Portraits d’artistes (1) : Zoubir

La terre doukkalie a toujours été une mère nourricière, riche en blé mais aussi en talents . Quelques uns de ses fils et de ses filles, hommes politiques, artistes, écrivains sortis de ses sillons, ont honoré le fronton de sa mémoire, et laissé leurs traces en lettre majuscule dans l’histoire du Royaume. Beaucoup d’entre eux ont emprunté les chemins merveilleux qui conduisent a l’Art.

Or, comment promouvoir l’art et la culture d’origine doukkalie a travers le Maroc mais aussi au dela ses frontières, sinon en utilisant la Toile qui permet, par un simple clic, de mieux connaître la vie et l’œuvre de ceux-la même qui ont donné aux Doukkala leurs plus belles lettres de noblesse. Ces toiles sur lesquelles s’expriment ces artistes rejoindront ainsi la grande Toile universelle d’Internet.
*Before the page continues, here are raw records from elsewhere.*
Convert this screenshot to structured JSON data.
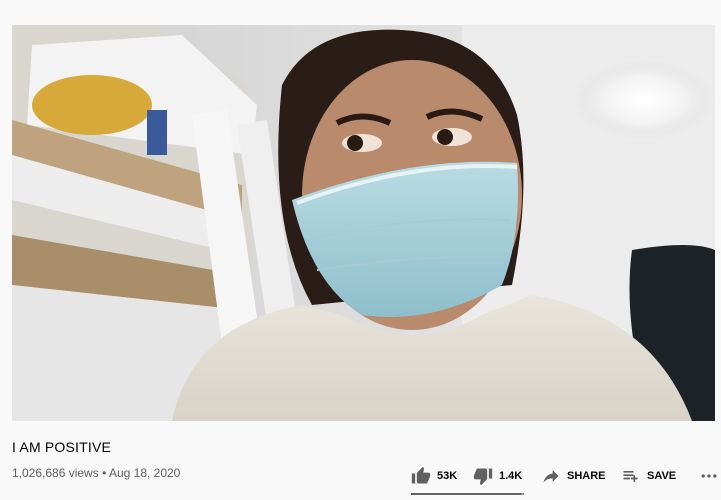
{
  "video": {
    "title": "I AM POSITIVE",
    "views": "1,026,686 views",
    "separator": "•",
    "date": "Aug 18, 2020"
  },
  "actions": {
    "like_count": "53K",
    "dislike_count": "1.4K",
    "share_label": "SHARE",
    "save_label": "SAVE"
  },
  "sentiment": {
    "like_ratio": 0.974
  },
  "colors": {
    "text_primary": "#030303",
    "text_secondary": "#606060",
    "icon": "#606060",
    "background": "#f9f9f9"
  },
  "icons": {
    "like": "thumb-up-icon",
    "dislike": "thumb-down-icon",
    "share": "share-arrow-icon",
    "save": "playlist-add-icon",
    "more": "more-horizontal-icon"
  }
}
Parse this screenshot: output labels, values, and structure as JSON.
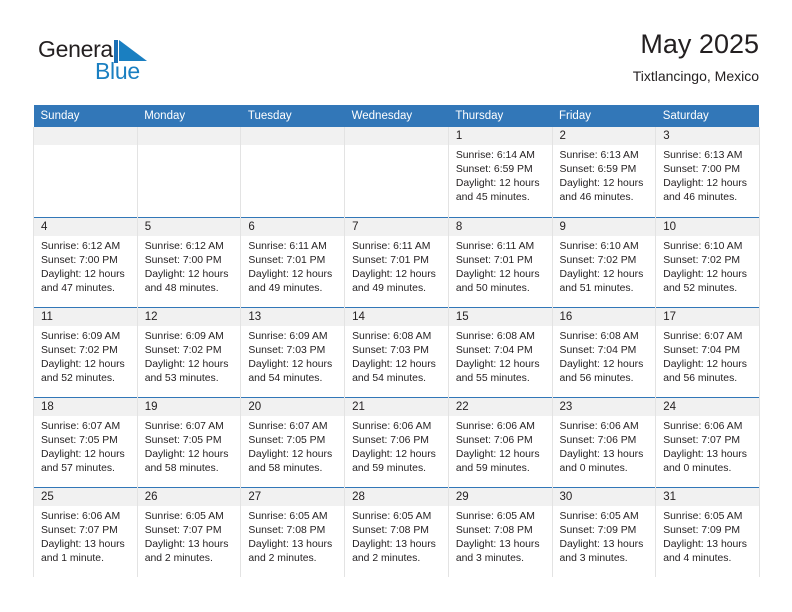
{
  "logo": {
    "word1": "General",
    "word2": "Blue",
    "flag_icon": "blue-triangle-flag",
    "accent_color": "#1a7fc1"
  },
  "header": {
    "title": "May 2025",
    "location": "Tixtlancingo, Mexico"
  },
  "theme": {
    "header_bg": "#3277b8",
    "daynum_bg": "#f1f1f1",
    "text": "#231f20"
  },
  "weekday_headers": [
    "Sunday",
    "Monday",
    "Tuesday",
    "Wednesday",
    "Thursday",
    "Friday",
    "Saturday"
  ],
  "weeks": [
    [
      {
        "day": "",
        "empty": true
      },
      {
        "day": "",
        "empty": true
      },
      {
        "day": "",
        "empty": true
      },
      {
        "day": "",
        "empty": true
      },
      {
        "day": "1",
        "sunrise": "Sunrise: 6:14 AM",
        "sunset": "Sunset: 6:59 PM",
        "daylight_1": "Daylight: 12 hours",
        "daylight_2": "and 45 minutes."
      },
      {
        "day": "2",
        "sunrise": "Sunrise: 6:13 AM",
        "sunset": "Sunset: 6:59 PM",
        "daylight_1": "Daylight: 12 hours",
        "daylight_2": "and 46 minutes."
      },
      {
        "day": "3",
        "sunrise": "Sunrise: 6:13 AM",
        "sunset": "Sunset: 7:00 PM",
        "daylight_1": "Daylight: 12 hours",
        "daylight_2": "and 46 minutes."
      }
    ],
    [
      {
        "day": "4",
        "sunrise": "Sunrise: 6:12 AM",
        "sunset": "Sunset: 7:00 PM",
        "daylight_1": "Daylight: 12 hours",
        "daylight_2": "and 47 minutes."
      },
      {
        "day": "5",
        "sunrise": "Sunrise: 6:12 AM",
        "sunset": "Sunset: 7:00 PM",
        "daylight_1": "Daylight: 12 hours",
        "daylight_2": "and 48 minutes."
      },
      {
        "day": "6",
        "sunrise": "Sunrise: 6:11 AM",
        "sunset": "Sunset: 7:01 PM",
        "daylight_1": "Daylight: 12 hours",
        "daylight_2": "and 49 minutes."
      },
      {
        "day": "7",
        "sunrise": "Sunrise: 6:11 AM",
        "sunset": "Sunset: 7:01 PM",
        "daylight_1": "Daylight: 12 hours",
        "daylight_2": "and 49 minutes."
      },
      {
        "day": "8",
        "sunrise": "Sunrise: 6:11 AM",
        "sunset": "Sunset: 7:01 PM",
        "daylight_1": "Daylight: 12 hours",
        "daylight_2": "and 50 minutes."
      },
      {
        "day": "9",
        "sunrise": "Sunrise: 6:10 AM",
        "sunset": "Sunset: 7:02 PM",
        "daylight_1": "Daylight: 12 hours",
        "daylight_2": "and 51 minutes."
      },
      {
        "day": "10",
        "sunrise": "Sunrise: 6:10 AM",
        "sunset": "Sunset: 7:02 PM",
        "daylight_1": "Daylight: 12 hours",
        "daylight_2": "and 52 minutes."
      }
    ],
    [
      {
        "day": "11",
        "sunrise": "Sunrise: 6:09 AM",
        "sunset": "Sunset: 7:02 PM",
        "daylight_1": "Daylight: 12 hours",
        "daylight_2": "and 52 minutes."
      },
      {
        "day": "12",
        "sunrise": "Sunrise: 6:09 AM",
        "sunset": "Sunset: 7:02 PM",
        "daylight_1": "Daylight: 12 hours",
        "daylight_2": "and 53 minutes."
      },
      {
        "day": "13",
        "sunrise": "Sunrise: 6:09 AM",
        "sunset": "Sunset: 7:03 PM",
        "daylight_1": "Daylight: 12 hours",
        "daylight_2": "and 54 minutes."
      },
      {
        "day": "14",
        "sunrise": "Sunrise: 6:08 AM",
        "sunset": "Sunset: 7:03 PM",
        "daylight_1": "Daylight: 12 hours",
        "daylight_2": "and 54 minutes."
      },
      {
        "day": "15",
        "sunrise": "Sunrise: 6:08 AM",
        "sunset": "Sunset: 7:04 PM",
        "daylight_1": "Daylight: 12 hours",
        "daylight_2": "and 55 minutes."
      },
      {
        "day": "16",
        "sunrise": "Sunrise: 6:08 AM",
        "sunset": "Sunset: 7:04 PM",
        "daylight_1": "Daylight: 12 hours",
        "daylight_2": "and 56 minutes."
      },
      {
        "day": "17",
        "sunrise": "Sunrise: 6:07 AM",
        "sunset": "Sunset: 7:04 PM",
        "daylight_1": "Daylight: 12 hours",
        "daylight_2": "and 56 minutes."
      }
    ],
    [
      {
        "day": "18",
        "sunrise": "Sunrise: 6:07 AM",
        "sunset": "Sunset: 7:05 PM",
        "daylight_1": "Daylight: 12 hours",
        "daylight_2": "and 57 minutes."
      },
      {
        "day": "19",
        "sunrise": "Sunrise: 6:07 AM",
        "sunset": "Sunset: 7:05 PM",
        "daylight_1": "Daylight: 12 hours",
        "daylight_2": "and 58 minutes."
      },
      {
        "day": "20",
        "sunrise": "Sunrise: 6:07 AM",
        "sunset": "Sunset: 7:05 PM",
        "daylight_1": "Daylight: 12 hours",
        "daylight_2": "and 58 minutes."
      },
      {
        "day": "21",
        "sunrise": "Sunrise: 6:06 AM",
        "sunset": "Sunset: 7:06 PM",
        "daylight_1": "Daylight: 12 hours",
        "daylight_2": "and 59 minutes."
      },
      {
        "day": "22",
        "sunrise": "Sunrise: 6:06 AM",
        "sunset": "Sunset: 7:06 PM",
        "daylight_1": "Daylight: 12 hours",
        "daylight_2": "and 59 minutes."
      },
      {
        "day": "23",
        "sunrise": "Sunrise: 6:06 AM",
        "sunset": "Sunset: 7:06 PM",
        "daylight_1": "Daylight: 13 hours",
        "daylight_2": "and 0 minutes."
      },
      {
        "day": "24",
        "sunrise": "Sunrise: 6:06 AM",
        "sunset": "Sunset: 7:07 PM",
        "daylight_1": "Daylight: 13 hours",
        "daylight_2": "and 0 minutes."
      }
    ],
    [
      {
        "day": "25",
        "sunrise": "Sunrise: 6:06 AM",
        "sunset": "Sunset: 7:07 PM",
        "daylight_1": "Daylight: 13 hours",
        "daylight_2": "and 1 minute."
      },
      {
        "day": "26",
        "sunrise": "Sunrise: 6:05 AM",
        "sunset": "Sunset: 7:07 PM",
        "daylight_1": "Daylight: 13 hours",
        "daylight_2": "and 2 minutes."
      },
      {
        "day": "27",
        "sunrise": "Sunrise: 6:05 AM",
        "sunset": "Sunset: 7:08 PM",
        "daylight_1": "Daylight: 13 hours",
        "daylight_2": "and 2 minutes."
      },
      {
        "day": "28",
        "sunrise": "Sunrise: 6:05 AM",
        "sunset": "Sunset: 7:08 PM",
        "daylight_1": "Daylight: 13 hours",
        "daylight_2": "and 2 minutes."
      },
      {
        "day": "29",
        "sunrise": "Sunrise: 6:05 AM",
        "sunset": "Sunset: 7:08 PM",
        "daylight_1": "Daylight: 13 hours",
        "daylight_2": "and 3 minutes."
      },
      {
        "day": "30",
        "sunrise": "Sunrise: 6:05 AM",
        "sunset": "Sunset: 7:09 PM",
        "daylight_1": "Daylight: 13 hours",
        "daylight_2": "and 3 minutes."
      },
      {
        "day": "31",
        "sunrise": "Sunrise: 6:05 AM",
        "sunset": "Sunset: 7:09 PM",
        "daylight_1": "Daylight: 13 hours",
        "daylight_2": "and 4 minutes."
      }
    ]
  ]
}
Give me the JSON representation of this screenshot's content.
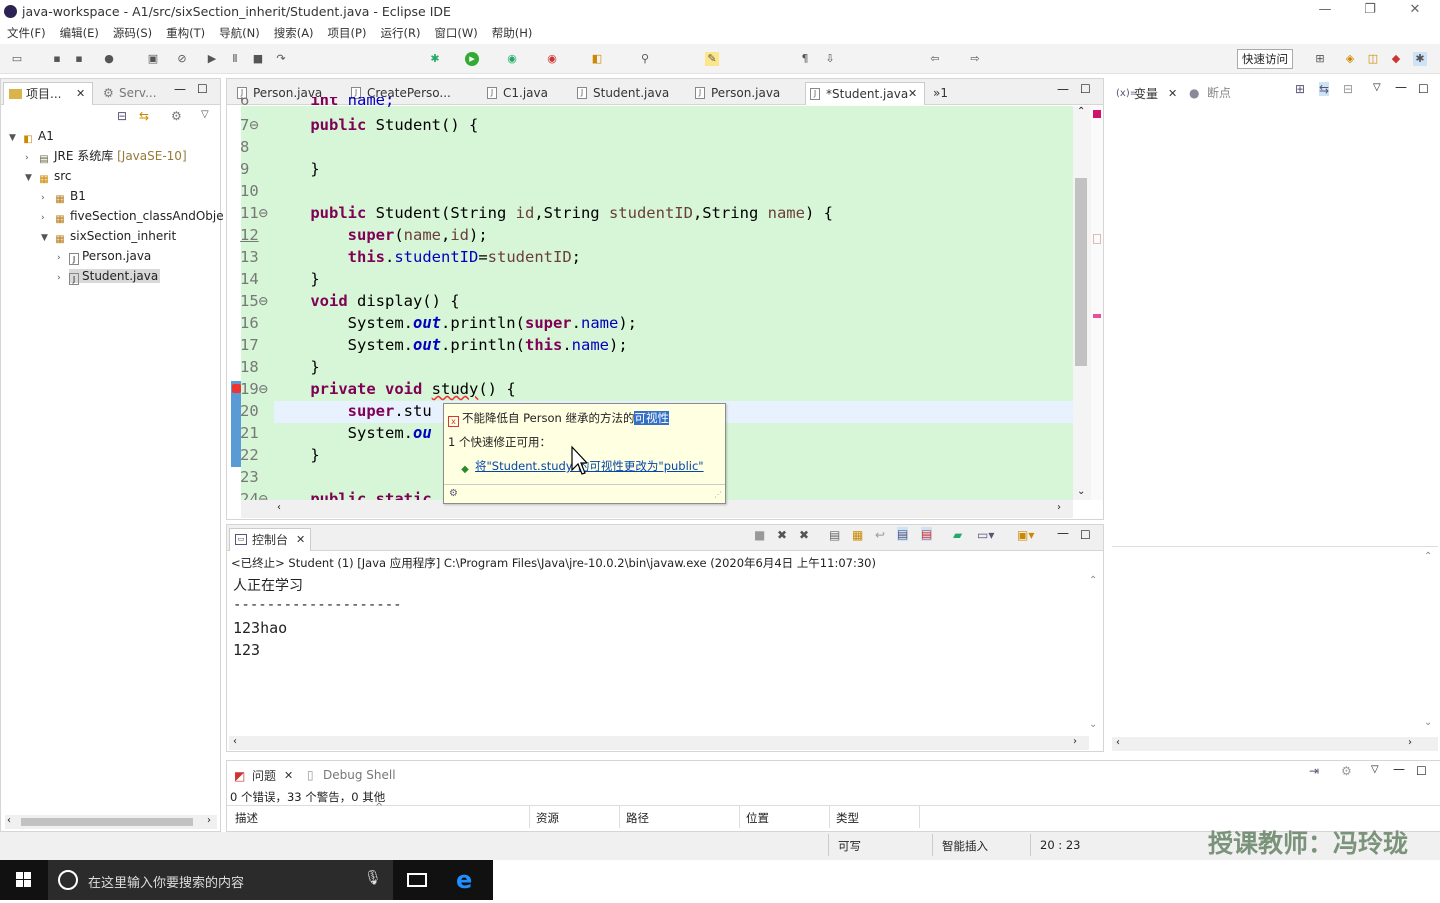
{
  "window": {
    "title": "java-workspace - A1/src/sixSection_inherit/Student.java - Eclipse IDE"
  },
  "menu": [
    "文件(F)",
    "编辑(E)",
    "源码(S)",
    "重构(T)",
    "导航(N)",
    "搜索(A)",
    "项目(P)",
    "运行(R)",
    "窗口(W)",
    "帮助(H)"
  ],
  "toolbar": {
    "quick_access": "快速访问"
  },
  "project_explorer": {
    "tabs": [
      "项目...",
      "Serv..."
    ],
    "tree": [
      {
        "label": "A1"
      },
      {
        "label": "JRE 系统库",
        "suffix": "[JavaSE-10]"
      },
      {
        "label": "src"
      },
      {
        "label": "B1"
      },
      {
        "label": "fiveSection_classAndObje"
      },
      {
        "label": "sixSection_inherit"
      },
      {
        "label": "Person.java"
      },
      {
        "label": "Student.java"
      }
    ]
  },
  "editor": {
    "tabs": [
      "Person.java",
      "CreatePerso...",
      "C1.java",
      "Student.java",
      "Person.java",
      "*Student.java",
      "»1"
    ],
    "lines": [
      {
        "n": "6",
        "code": "    int name;"
      },
      {
        "n": "7⊖",
        "code": "    public Student() {"
      },
      {
        "n": "8",
        "code": ""
      },
      {
        "n": "9",
        "code": "    }"
      },
      {
        "n": "10",
        "code": ""
      },
      {
        "n": "11⊖",
        "code": "    public Student(String id,String studentID,String name) {"
      },
      {
        "n": "12",
        "code": "        super(name,id);"
      },
      {
        "n": "13",
        "code": "        this.studentID=studentID;"
      },
      {
        "n": "14",
        "code": "    }"
      },
      {
        "n": "15⊖",
        "code": "    void display() {"
      },
      {
        "n": "16",
        "code": "        System.out.println(super.name);"
      },
      {
        "n": "17",
        "code": "        System.out.println(this.name);"
      },
      {
        "n": "18",
        "code": "    }"
      },
      {
        "n": "19⊖",
        "code": "    private void study() {"
      },
      {
        "n": "20",
        "code": "        super.stu"
      },
      {
        "n": "21",
        "code": "        System.ou"
      },
      {
        "n": "22",
        "code": "    }"
      },
      {
        "n": "23",
        "code": ""
      },
      {
        "n": "24⊖",
        "code": "    public static"
      }
    ]
  },
  "hover": {
    "message_prefix": "不能降低自 Person 继承的方法的",
    "message_highlight": "可视性",
    "fix_count": "1 个快速修正可用：",
    "fix": "将\"Student.study\"的可视性更改为\"public\""
  },
  "variables_panel": {
    "tabs": [
      "变量",
      "断点"
    ]
  },
  "console": {
    "tab": "控制台",
    "header": "<已终止> Student (1) [Java 应用程序] C:\\Program Files\\Java\\jre-10.0.2\\bin\\javaw.exe (2020年6月4日 上午11:07:30)",
    "lines": [
      "人正在学习",
      "--------------------",
      "123hao",
      "123"
    ]
  },
  "problems": {
    "tabs": [
      "问题",
      "Debug Shell"
    ],
    "summary": "0 个错误，33 个警告，0 其他",
    "columns": [
      "描述",
      "资源",
      "路径",
      "位置",
      "类型"
    ]
  },
  "status": {
    "writable": "可写",
    "insert": "智能插入",
    "position": "20 : 23"
  },
  "watermark": "授课教师：冯玲珑",
  "taskbar": {
    "search_placeholder": "在这里输入你要搜索的内容"
  }
}
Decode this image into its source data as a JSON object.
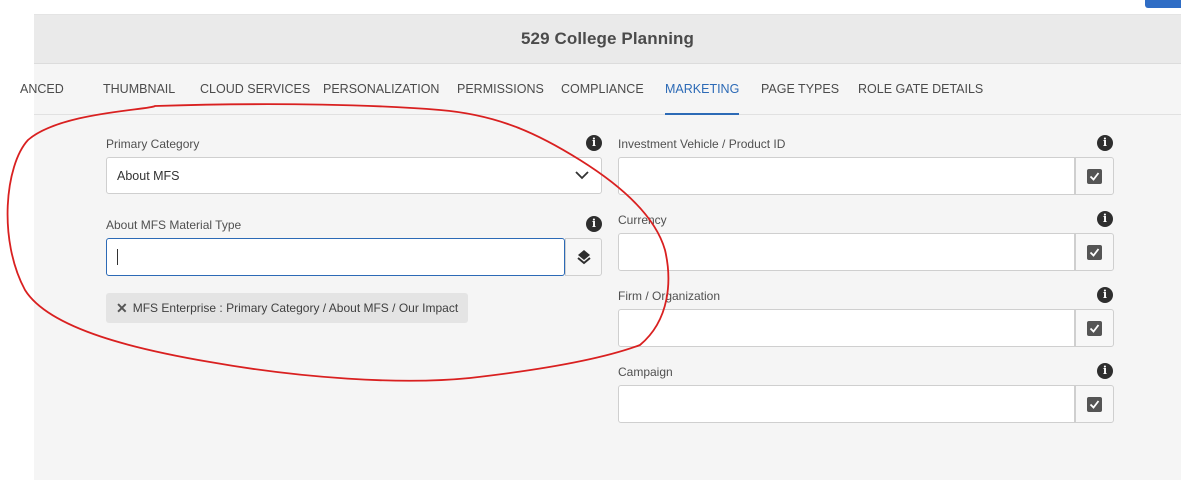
{
  "page": {
    "title": "529 College Planning"
  },
  "tabs": [
    {
      "label": "ANCED"
    },
    {
      "label": "THUMBNAIL"
    },
    {
      "label": "CLOUD SERVICES"
    },
    {
      "label": "PERSONALIZATION"
    },
    {
      "label": "PERMISSIONS"
    },
    {
      "label": "COMPLIANCE"
    },
    {
      "label": "MARKETING",
      "active": true
    },
    {
      "label": "PAGE TYPES"
    },
    {
      "label": "ROLE GATE DETAILS"
    }
  ],
  "left_fields": {
    "primary_category": {
      "label": "Primary Category",
      "value": "About MFS"
    },
    "material_type": {
      "label": "About MFS Material Type",
      "value": ""
    },
    "selected_tag": {
      "remove_glyph": "✕",
      "text": "MFS Enterprise : Primary Category / About MFS / Our Impact"
    }
  },
  "right_fields": [
    {
      "label": "Investment Vehicle / Product ID",
      "value": ""
    },
    {
      "label": "Currency",
      "value": ""
    },
    {
      "label": "Firm / Organization",
      "value": ""
    },
    {
      "label": "Campaign",
      "value": ""
    }
  ],
  "icons": {
    "info": "info-icon",
    "chevron": "chevron-down-icon",
    "tag": "tag-icon",
    "checkbox": "checkbox-checked-icon"
  },
  "colors": {
    "accent": "#2c6ab6",
    "annotation": "#d92020",
    "background": "#f5f5f5"
  }
}
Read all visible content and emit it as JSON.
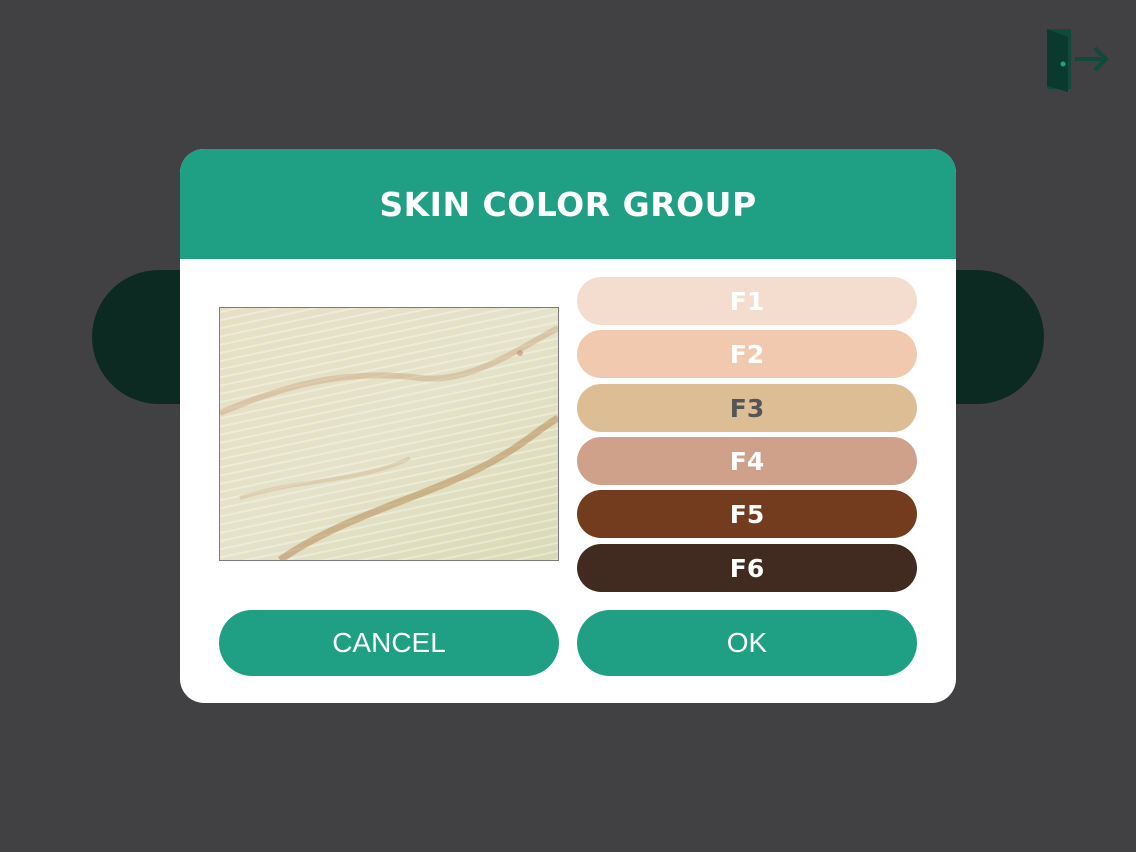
{
  "app": {
    "accent_color": "#1fa085",
    "background_color": "#414042",
    "exit_icon": "exit-door-icon"
  },
  "dialog": {
    "title": "SKIN COLOR GROUP",
    "preview_icon": "skin-image-preview",
    "swatches": [
      {
        "label": "F1",
        "color": "#f4ddcf",
        "text_color": "#ffffff"
      },
      {
        "label": "F2",
        "color": "#f1c9af",
        "text_color": "#ffffff"
      },
      {
        "label": "F3",
        "color": "#dcbd94",
        "text_color": "#555555"
      },
      {
        "label": "F4",
        "color": "#cfa08a",
        "text_color": "#ffffff"
      },
      {
        "label": "F5",
        "color": "#743c1f",
        "text_color": "#ffffff"
      },
      {
        "label": "F6",
        "color": "#412a1f",
        "text_color": "#ffffff"
      }
    ],
    "buttons": {
      "cancel": "CANCEL",
      "ok": "OK"
    }
  }
}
c’est donc une immense galerie d’art que nous ouvrons aujourd hui, en réservant aux peintres, mais aussi aux sculpteurs, aux artistes doukkalis, si nombreux dans la province d’El Jadida, la possibilité de présenter eux-mêmes leurs œuvres, au travers d’interviews réalisées sur les lieux de leur création, dans leur décor quotidien, lors de rencontres amicales mais ambitieuses.

Nous ouvrirons cet album par le peintre Zoubir, l’un des piliers actuels de la peinture doukkalie. Et si nous commençons par lui, c’est pour des raisons d’actualité puisqu il expose a la Galerie 104, avenue Mohamed V, a El Jadida. Pratiquement la seule galerie privée de la capitale des Doukkala, tenue depuis de nombreuses années par Mme Nicole Sellier. Les amateurs peuvent y contempler de visu, les dernières œuvres de ce peintre a la sensibilité toute particulière qu on lit déja sur son visage empreint de grande douceur, coloré d’une légère barbe grise.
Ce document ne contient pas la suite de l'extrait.